Violent Year’ … 1981 Final Copy
We remember that director J.C. Chandor’s last movie put us in a sinking boat in the middle of an unfriendly sea with Robert Redford, a cool fellow facing a disaster, but remaining calm, remaining erect, swallowing his fear and maintaining appearances even in the face of loss and death.
This must be a theme that Chandor is comfortable with, maybe a story in his own life. For in his “A Most Violent Year” we get a similar guy, same scenario, but dressed in different colors. Our hero here is Abel Morales, (Oscar Isaac) equally cool, and facing his own impending disaster. Morales wants to fashion a life centered around honesty and principles, a fragile craft unsuitable for the turbulent sea of New York of 1981, recorded as the most violent year in the history of the city.
Abel is faced with a dilemma. He is in the unglamorous heating oil business, beset by some invisible enemies who keep hijacking his trucks, beating up his drivers and stealing thousands of gallons of precious fuel. Abel finds himself surrounded by a coven of other heating oil men, shadier, more dishonest thugs who are doing much better than he.
But Abel doesn’t want to be like them. Somewhere in his childhood, nurtured by his father’s love, he acquired those fragile principles. Perhaps he was listening to the nuns in his Bronx Catholic school. His childhood is never fully explored here.
But on this day, this violent day in this violent year, Abel has the chance to break away from the past and become the man of honor he has always imagined for himself. He moves through the film with a sense of honor and bravery, a kind of urban super hero, as though the belted tan camel hair top coat he wears constantly throughout, is a cape that will deflect his enemies.
Today, Abel has made a deal with a group of older, real estate rich, powerful religious Jews to acquire a shore line dock piece of property with storehouses and valuable access to the river and the ocean. The deal involves the investment of two briefcases of cash and a time sensitive contract: two weeks or the deal goes south and he loses his money.
Abel has all the pieces on his table. But there is someone out there, perhaps more than one, of his competitors, who is trying to stop him. The film takes us on a man by man check list until we find the enemy.

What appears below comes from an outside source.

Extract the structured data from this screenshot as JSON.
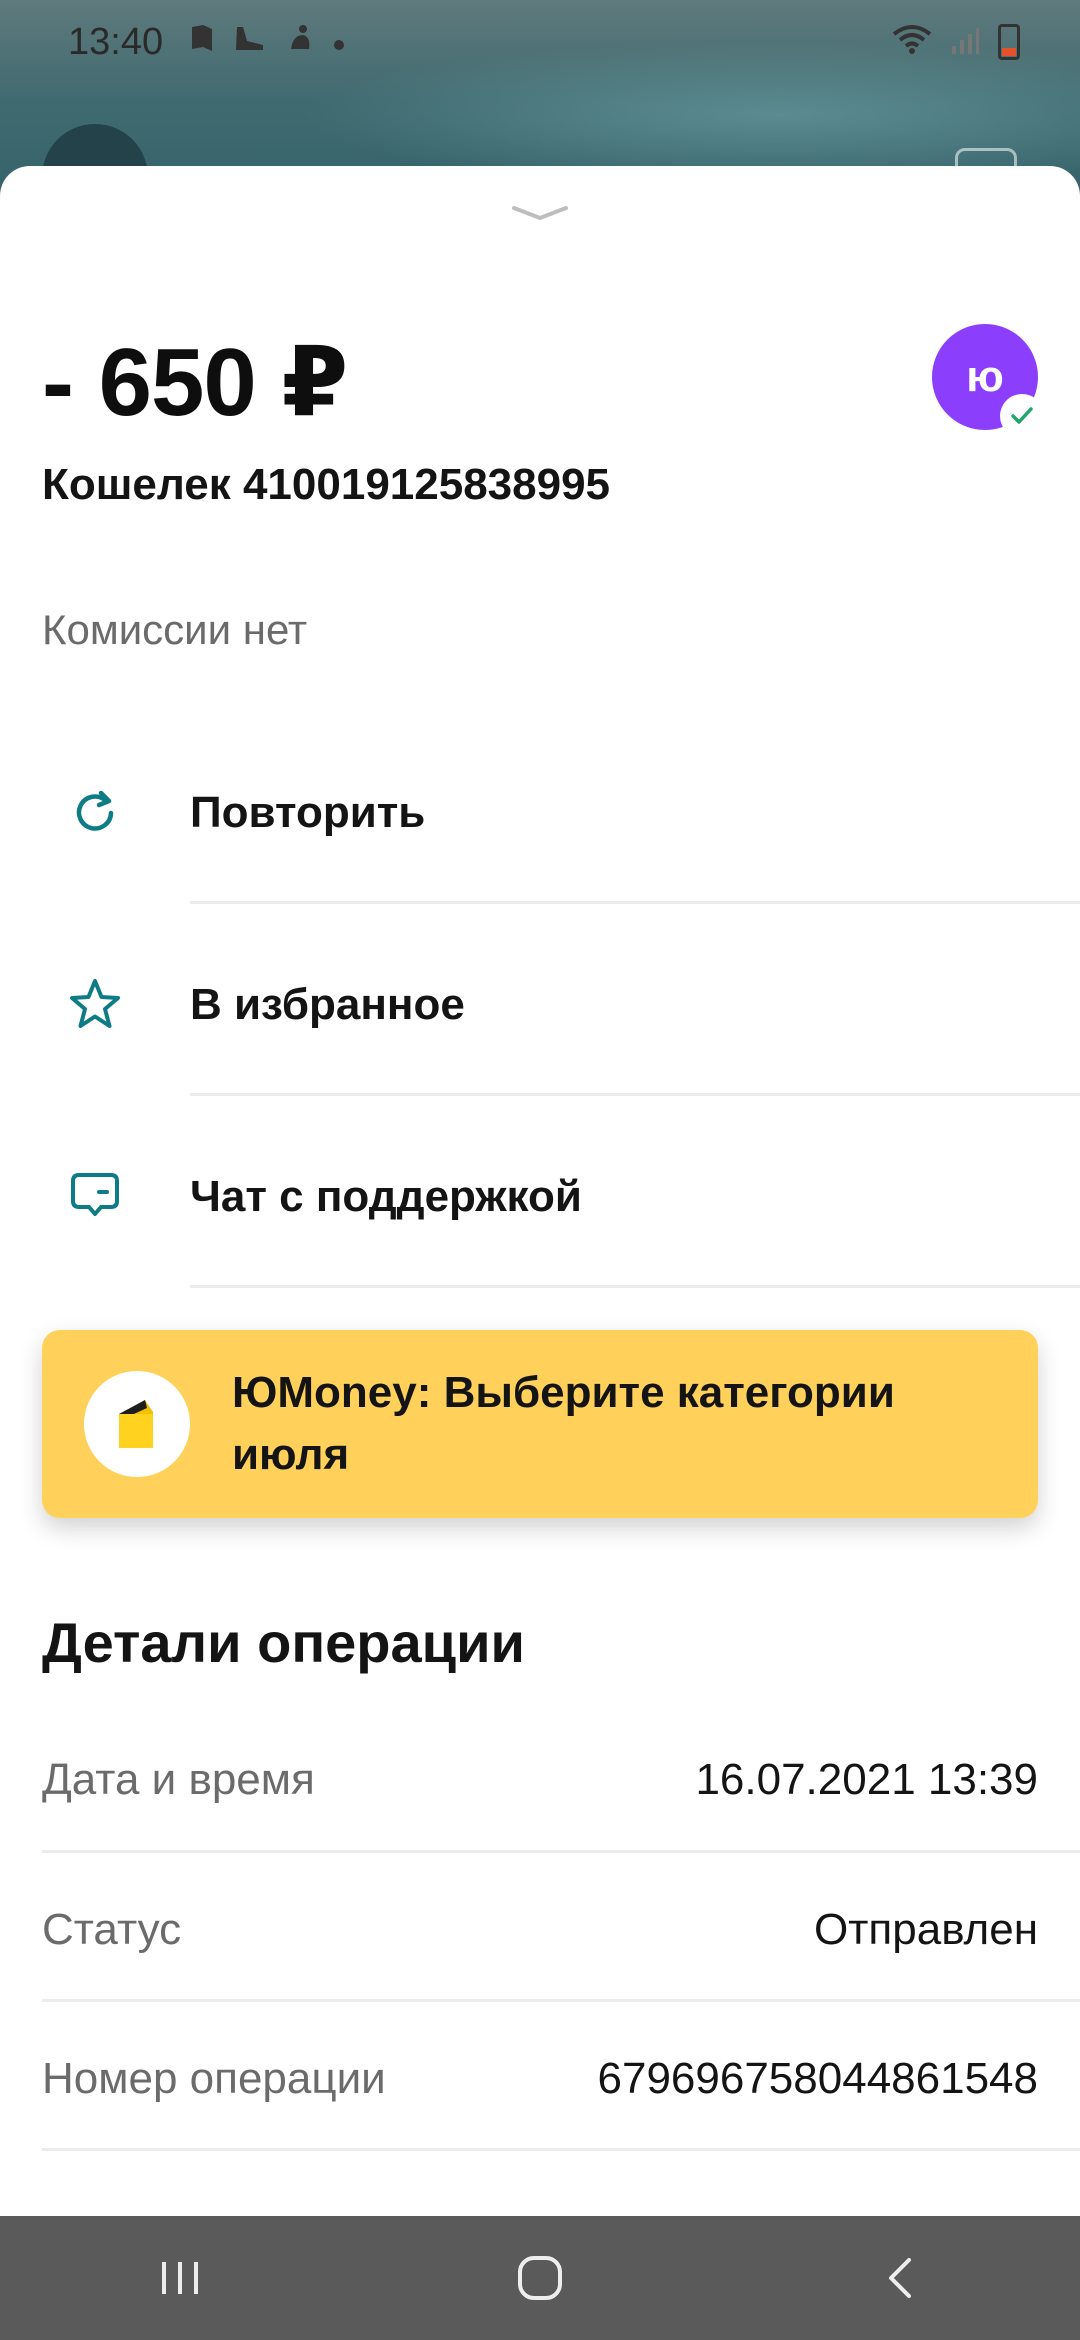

Abel, throughout his path to his goal, remains unbowed. After all, he has Anna, his wife, (Jessica Chastain) a girl from the neighborhood, the daughter of a retired Joe Columbo-like gangster, who never appears, a retired but still-powerful presence who could help.

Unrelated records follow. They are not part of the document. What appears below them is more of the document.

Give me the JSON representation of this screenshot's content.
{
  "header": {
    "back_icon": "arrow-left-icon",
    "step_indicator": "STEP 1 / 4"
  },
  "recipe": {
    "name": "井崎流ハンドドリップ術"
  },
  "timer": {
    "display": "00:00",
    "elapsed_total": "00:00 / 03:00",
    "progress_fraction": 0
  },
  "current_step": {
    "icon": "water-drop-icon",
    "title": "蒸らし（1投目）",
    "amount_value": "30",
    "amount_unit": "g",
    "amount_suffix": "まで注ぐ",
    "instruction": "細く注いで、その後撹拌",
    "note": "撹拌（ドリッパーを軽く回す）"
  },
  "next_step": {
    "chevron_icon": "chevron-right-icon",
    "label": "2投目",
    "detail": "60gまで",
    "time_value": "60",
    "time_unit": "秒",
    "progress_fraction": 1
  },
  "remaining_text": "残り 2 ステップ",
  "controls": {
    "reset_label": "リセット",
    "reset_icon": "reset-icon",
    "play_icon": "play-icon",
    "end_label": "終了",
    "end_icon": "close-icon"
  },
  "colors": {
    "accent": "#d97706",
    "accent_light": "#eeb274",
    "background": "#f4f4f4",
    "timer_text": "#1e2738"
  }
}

Anna is Chastain in a different kind of role. She has a sumptuous blonde body and dresses to show it. She takes care of their two daughters, but with a Lady Macbethian stride, she is never far away from Abel’s side. Abel knows that with one phone call to her father, one bended knee, his enemies will shrink away, his problems vanish. It’s not an option.
Chandor moves his narrative slowly through decaying streets, opulent homes and shadowy meetings in borough bars full of familiar faces. David Oyelowo, fresh from the bridge in “Selma,” is a tough, but corruptible District Attorney in a complete change of face.
There is no “Godfather” chain of explosions or killings. Instead, with his brilliant cinematographer Bradford Young, Chandor shows us a 1981 post-apocalyptic New York full of ruins with streets full of broken glass and crumpled papers like an aging Miss Universe with running mascara and her lipstick smeared. In one tense chase scene, Chandor huddles a car full of frightened passengers together smelling of defeat and fear, waiting not for the next stop, but the last. Brilliant.
Unlike the mobsters of his home streets, Abel is alone, but for Anna and his middle-aged life-weary friend and lawyer Andrew (a wonderful, offbeat performance by comic Albert Brooks.)
Chandor and Isaac work well together, giving us a man on a tightrope without a net, for whom falling is not an option. Abel is a dreamer with a plan, and an unrelenting faith in a higher power that is more Horatio Alger than God.
For Chastain, always good, always different, Anna is a “let’s do it for fun” part that required, for her, no heavy lifting.
Isaac, who has been weaving his way up from the failing guitar player in “Inside Llewyn Davis” and con man in “The Two Faces of January,” has always had promise. In this role, he keeps it. His Abel will be compared with Pacino’s Michael Corleone, but it’s only Pacino’s shiny hair and tan camel hair coat. In heart and soul, Abel belongs to Oscar Isaac.
Not quite up to the sharp focus of his “Margin Call” and “All Is Lost,” Chandor’s “A Most Violent Year” is still compelling and full of great performances, equal doses of tension and hope. The final scene on the banks of a dirty river shows us four people, players caught in a toss up: redemption or regret.
J.P. Devine is a former stage and screen actor.